THE Eid milan party at the Khan mansion is expected to be as resplendent as always, perhaps even more so to camouflage with opulence the dreary news in the world around it.
Hundreds are expected — bejewelled women, starched men, the very best of the set, who will titter with amusement at the peacocks that roam in the front lawn, and will covet the crystal goblets in which they sip their soda. Warriors are these, both hosts and guests, their commitment to merriment untouched by war or violence. As stalwart soldiers of celebration they will ensure that this Eid is just like all others in better, more peaceful times.
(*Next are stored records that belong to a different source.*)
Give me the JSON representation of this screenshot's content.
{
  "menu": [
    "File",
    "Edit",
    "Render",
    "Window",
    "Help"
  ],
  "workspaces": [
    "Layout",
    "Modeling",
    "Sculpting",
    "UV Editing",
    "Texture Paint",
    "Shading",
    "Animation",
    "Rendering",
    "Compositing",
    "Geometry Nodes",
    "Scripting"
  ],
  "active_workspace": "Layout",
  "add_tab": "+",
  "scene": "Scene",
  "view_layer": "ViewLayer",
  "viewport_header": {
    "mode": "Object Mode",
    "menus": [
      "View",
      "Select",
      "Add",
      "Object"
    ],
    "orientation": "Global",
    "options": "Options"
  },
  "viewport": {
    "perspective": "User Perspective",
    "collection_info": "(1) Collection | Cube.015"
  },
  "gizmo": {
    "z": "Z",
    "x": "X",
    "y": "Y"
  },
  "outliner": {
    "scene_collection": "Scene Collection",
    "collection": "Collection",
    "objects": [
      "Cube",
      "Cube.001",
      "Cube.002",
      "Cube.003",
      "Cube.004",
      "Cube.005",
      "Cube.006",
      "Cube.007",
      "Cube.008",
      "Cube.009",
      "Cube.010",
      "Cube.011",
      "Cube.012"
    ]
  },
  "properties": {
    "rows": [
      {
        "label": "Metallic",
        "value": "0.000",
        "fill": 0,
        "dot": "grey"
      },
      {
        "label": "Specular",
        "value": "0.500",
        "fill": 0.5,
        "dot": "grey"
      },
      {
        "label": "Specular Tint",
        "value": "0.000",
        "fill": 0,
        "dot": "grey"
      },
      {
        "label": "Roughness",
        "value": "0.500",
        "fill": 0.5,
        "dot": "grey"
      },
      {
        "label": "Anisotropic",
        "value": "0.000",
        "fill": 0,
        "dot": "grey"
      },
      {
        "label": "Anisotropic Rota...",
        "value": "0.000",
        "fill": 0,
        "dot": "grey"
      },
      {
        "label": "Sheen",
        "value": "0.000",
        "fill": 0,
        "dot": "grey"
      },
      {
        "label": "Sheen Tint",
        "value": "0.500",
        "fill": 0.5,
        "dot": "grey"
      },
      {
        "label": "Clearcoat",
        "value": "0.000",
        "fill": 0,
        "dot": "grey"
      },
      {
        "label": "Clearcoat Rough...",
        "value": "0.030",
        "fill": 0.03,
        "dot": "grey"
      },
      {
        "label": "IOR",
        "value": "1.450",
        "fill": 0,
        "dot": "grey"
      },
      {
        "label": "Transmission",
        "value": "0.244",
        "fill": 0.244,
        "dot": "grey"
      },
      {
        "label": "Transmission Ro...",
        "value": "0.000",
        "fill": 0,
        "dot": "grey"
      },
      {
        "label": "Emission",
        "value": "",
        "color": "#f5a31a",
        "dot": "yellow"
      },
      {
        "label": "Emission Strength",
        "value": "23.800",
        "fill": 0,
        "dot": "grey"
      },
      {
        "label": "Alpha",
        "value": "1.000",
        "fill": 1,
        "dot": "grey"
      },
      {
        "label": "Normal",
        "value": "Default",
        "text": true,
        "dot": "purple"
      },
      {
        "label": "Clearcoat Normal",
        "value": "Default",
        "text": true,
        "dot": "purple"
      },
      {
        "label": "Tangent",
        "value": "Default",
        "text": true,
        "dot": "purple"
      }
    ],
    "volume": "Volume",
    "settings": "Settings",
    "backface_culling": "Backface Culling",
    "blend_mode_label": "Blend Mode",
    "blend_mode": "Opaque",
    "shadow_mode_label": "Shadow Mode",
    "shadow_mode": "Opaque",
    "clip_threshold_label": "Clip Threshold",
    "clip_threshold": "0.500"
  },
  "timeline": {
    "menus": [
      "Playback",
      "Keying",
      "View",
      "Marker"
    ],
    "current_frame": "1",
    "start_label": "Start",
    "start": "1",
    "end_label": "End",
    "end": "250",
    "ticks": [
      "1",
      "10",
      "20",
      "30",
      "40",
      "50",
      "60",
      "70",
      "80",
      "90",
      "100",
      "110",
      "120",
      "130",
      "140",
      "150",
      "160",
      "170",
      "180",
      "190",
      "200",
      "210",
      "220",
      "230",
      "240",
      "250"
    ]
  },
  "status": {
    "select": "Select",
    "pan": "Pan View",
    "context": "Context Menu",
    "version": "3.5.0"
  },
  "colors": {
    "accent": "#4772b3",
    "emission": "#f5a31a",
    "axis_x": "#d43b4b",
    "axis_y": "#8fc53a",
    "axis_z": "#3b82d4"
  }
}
There is variety in their ranks, rich and poor united in shutting out the mayhem. Across the city in the Ahmeds’ second-storey flat, another raucous celebration is in progress. There are brothers and sons, daughters-in-law and cousins, comparing their mehndi and polishing off plates of biryani.
The clan pulses with the anticipation of the Eid holiday untrammelled by the heat, the smallness of the flat or the lost grains of rice that get caught between the toes of toddlers. A picnic is being planned for the day after Eid, the family’s annual pilgrimage to the faraway ocean whose breezes never quite seem to reach their inland abodes.
The Khans and the Ahmeds live in different worlds, their economic spheres as far apart as the pretensions of their guests. One boasts of vacations in France, the other of job leads in Bahrain. But for all their differences they agree on one thing: Eid and its celebration must remain impervious to all misery. These revellers will tell you that celebration in the face of war and violence and death is a testament to life’s continuation, that optimism allows the beleaguered to live through the death and destruction that surrounds them.
This is the narrative of contemporary Pakistan, where patriotism has become a dogged, irrational optimism beyond all odds.
Under its auspices, mirth untouched by mayhem is a testament of faith, one that transforms all self-deceptions necessary for such glee into courageous acts of resilience. Neither the Khans nor the Ahmeds are insulated against the ravages of a country teetering on the edge.
In the same upscale suburb where the Khan mansion stands suspended in yards of impossibly green lawns, the young scion of a wealthy feudal family was gunned down a few weeks ago, his killers never caught. Mrs Khan attended the funeral, inwardly preoccupied with deciding which of the mourners she would invite to her Eid bash, serious in wanting to limit her invitees to the truly important, the definitely significant.
On the seventh floor of the same building where the Ahmeds celebrate, an only son died last month after being hit by a bullet meant for an unknown someone else. Every Thursday until now all the women in the Ahmed family trooped upstairs to attend Quran khwanis for the boy, nodding with sympathy before his dying mother.
But that was last month, and one must live among the living and not the dead; look to the future not the past; hold on to hope instead of despair. These and other useful phrases will oil the celebrations absolving the lucky living against any embarrassment at their own joy. Grim anchors on television screens and weeping editorials in the papers must be forgotten to accommodate the holiday.
Unsurprisingly, such platitudes do little to assuage the grief-stricken, their losses lasting beyond the deliverance such totems to optimism can provide. Their grief must be taken into private realms, left out of the collective narrative of Eid in Pakistan, where the accrued entitlement of a month of fasting trumps all else.
Pakistan, then, is the land of dual Eids, a condition promulgated not simply by the disparate sightings of a single moon but also by the barriers between in bloody 2011 year are allotted some small crevices in the conscience of a nation either truly oblivious or intentionally uncaring.
As Eid embraces gather many in their grasp, the memory of a month of fasting and afternoon naps requires happy commemoration and the consciousness of another’s pain is a dreary burden that must be kept at bay.There have always been strong connections between war and hedonism. During the Second World War, while Europe rocked with death, Parisian cafés were bursting with those committed to having a good time; the evening air echoed with music, the restaurants with diners.
The proximity of war and misery did not deter them and they never pondered whether their joy mocked another’s pain.
In Pakistan, the pain of a few thousand, even a few hundred thousand, however undeserved and heartbreaking, is still not the collective pain of a nation. Unsurprisingly, then, there is no embarrassment in the public celebration of Eid or anything else, no moral discomfort in the continuation of rituals or acts of unabashed merriment even if they occur amid never-ending funerals.
These lines of separation, invisible and formidable, divide Pakistan, becoming a barrier against the avowal that things are truly bad enough and thousands of deaths unjust enough for the ordinary to interrupt their lives and their celebrations in some extraordinary way.